Первое, что я замечаю в чужих домах, – это запахи. У нас дома пахнет книжной пылью. У Вари – растворимым кофе и пастой Теймурова, которой её мама мажет подмышки. У Таракановых – бабой Фросей. А здесь, в квартире Танечки и Александры Петровны, пахло моим папой: его рубашками, нотами, любимым чёрным чаем… Я чуть не снесла с дороги Танечку, так захотелось мне войти в эту запасную, дополнительную папину жизнь! Она удивлённо моргала, мы стояли в коридоре, пока я не догадалась сказать:
– Знаешь, кто я? Твоя сестра!
Танечка молча посторонилась. Она, видимо, только что пришла из школы и ещё не успела переодеться. Школьное платье было у неё не коричневое, а бордовое, цвета варёной свёклы. На груди комсомольский значок, фартук отглажен, оборки топорщатся, как новенькие. Ноги при этом голые – ни колготок, ни гольфов. Может, я её как раз отвлекла от переодевания?
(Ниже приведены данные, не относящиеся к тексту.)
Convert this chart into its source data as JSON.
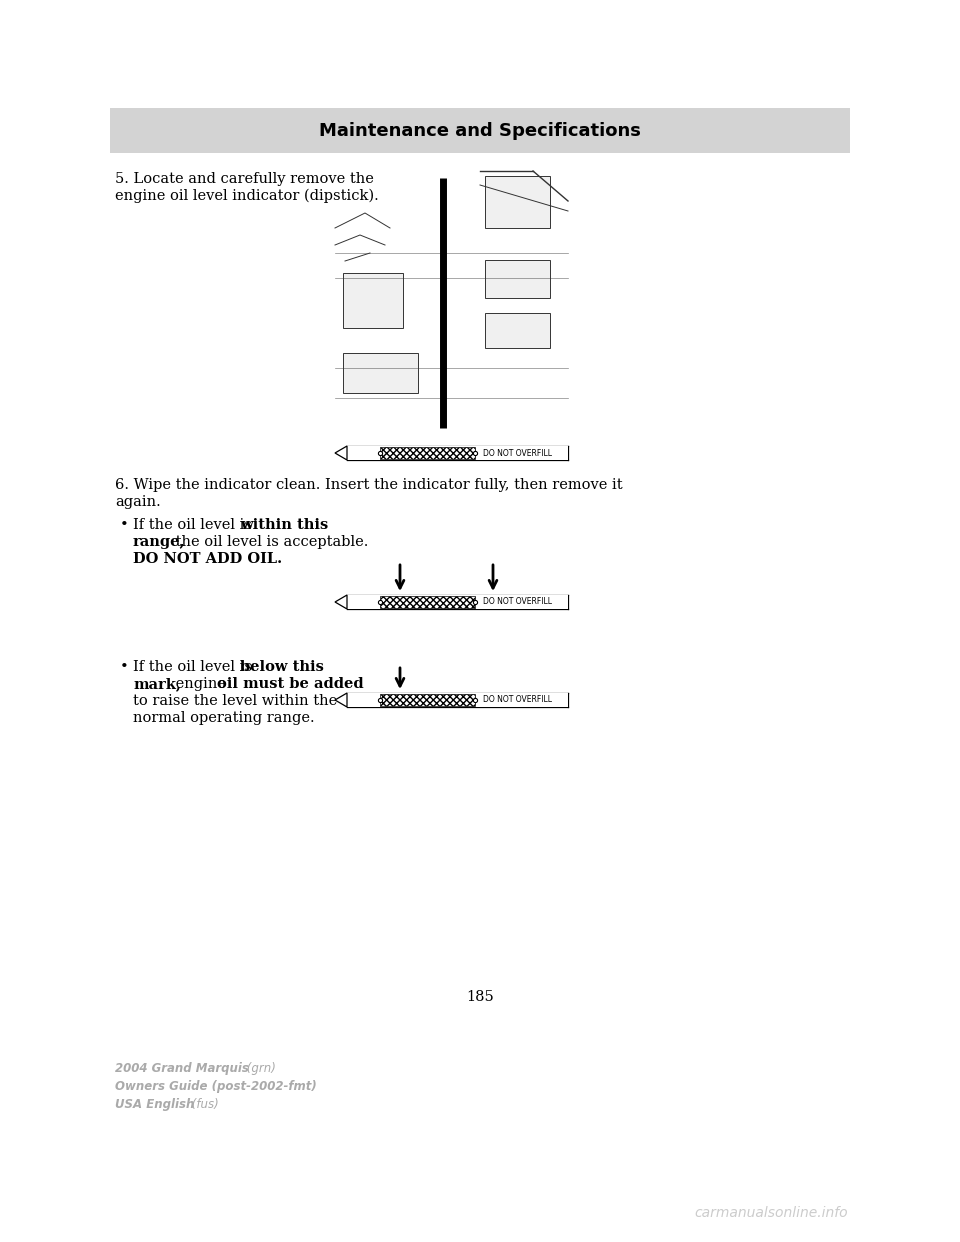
{
  "page_bg": "#ffffff",
  "header_bg": "#d0d0d0",
  "header_text": "Maintenance and Specifications",
  "step5_text_1": "5. Locate and carefully remove the",
  "step5_text_2": "engine oil level indicator (dipstick).",
  "step6_text_1": "6. Wipe the indicator clean. Insert the indicator fully, then remove it",
  "step6_text_2": "again.",
  "bullet1_seg1": "If the oil level is ",
  "bullet1_seg2": "within this",
  "bullet1_seg3": "range,",
  "bullet1_seg4": " the oil level is acceptable.",
  "bullet1_seg5": "DO NOT ADD OIL.",
  "bullet2_seg1": "If the oil level is ",
  "bullet2_seg2": "below this",
  "bullet2_seg3": "mark,",
  "bullet2_seg4": " engine ",
  "bullet2_seg5": "oil must be added",
  "bullet2_seg6": "to raise the level within the",
  "bullet2_seg7": "normal operating range.",
  "do_not_overfill": "DO NOT OVERFILL",
  "page_number": "185",
  "footer_line1_bold": "2004 Grand Marquis",
  "footer_line1_italic": " (grn)",
  "footer_line2": "Owners Guide (post-2002-fmt)",
  "footer_line3_bold": "USA English",
  "footer_line3_italic": " (fus)",
  "watermark": "carmanualsonline.info",
  "text_color": "#000000",
  "gray_text": "#aaaaaa",
  "watermark_color": "#cccccc"
}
Танечка молчала, и я тоже не знала, с чего начинать разговор. Вспомнила мамин совет: если не знаешь, что сказать, говори что-нибудь нейтральное.
– Ты в десятом учишься?
– В девятом.
– Везёт!
– Почему это?
– Ну, тебе не надо в этом году экзамены сдавать.
Я говорила это и думала: значит, Танечкин год рождения лежит между нашими с братом. Сначала родился Димка, потом Танечка, после – я.
– А отец знает, что ты здесь? – спросила Танечка.
– Нет, конечно, и ты ему не говори ни в коем случае!
– Почему это? – снова спросила сестра. Её любимое выражение подходило, скорее, Таракановой.
Я не знала, как ей всё объяснить, и мы какое-то время молча сидели на софе, угрюмо разглядывая друг друга. А я ещё и косилась по сторонам.
Комната, куда Танечка меня привела, очень напоминала нашу гостиную – такие же полки, сколоченные папой, тот же телевизор и даже пианино «Этюд». На крышке пианино, с левой стороны – стопка нот. Точно как у нас дома.
– Ты играешь? – спросила я.
– И я, и отец, – ответила она и сразу же стала ужасно неприятной. Какое право она имела называть моего папу отцом? Почему она вообще существует, зачем сидит здесь, дышит, смотрит в окно? Если бы не было этой Танечки, моя жизнь была бы счастливой, как раньше. А теперь я так запуталась, что ниткам мулине не снилось… Я совсем позабыла, что пришла сюда не выяснять отношения с Танечкой, а потому, что мне нужно было кому-то довериться, рассказать про Бланкеннагель, про Димку и Княжну, про все эти сложности, которые вдруг на меня свалились. Теперь мне казалось, что я должна всё высказать этой самозваной сестре, должна отомстить ей за мою маму (пусть даже мама ничего не знает – когда-нибудь всё равно догадается!).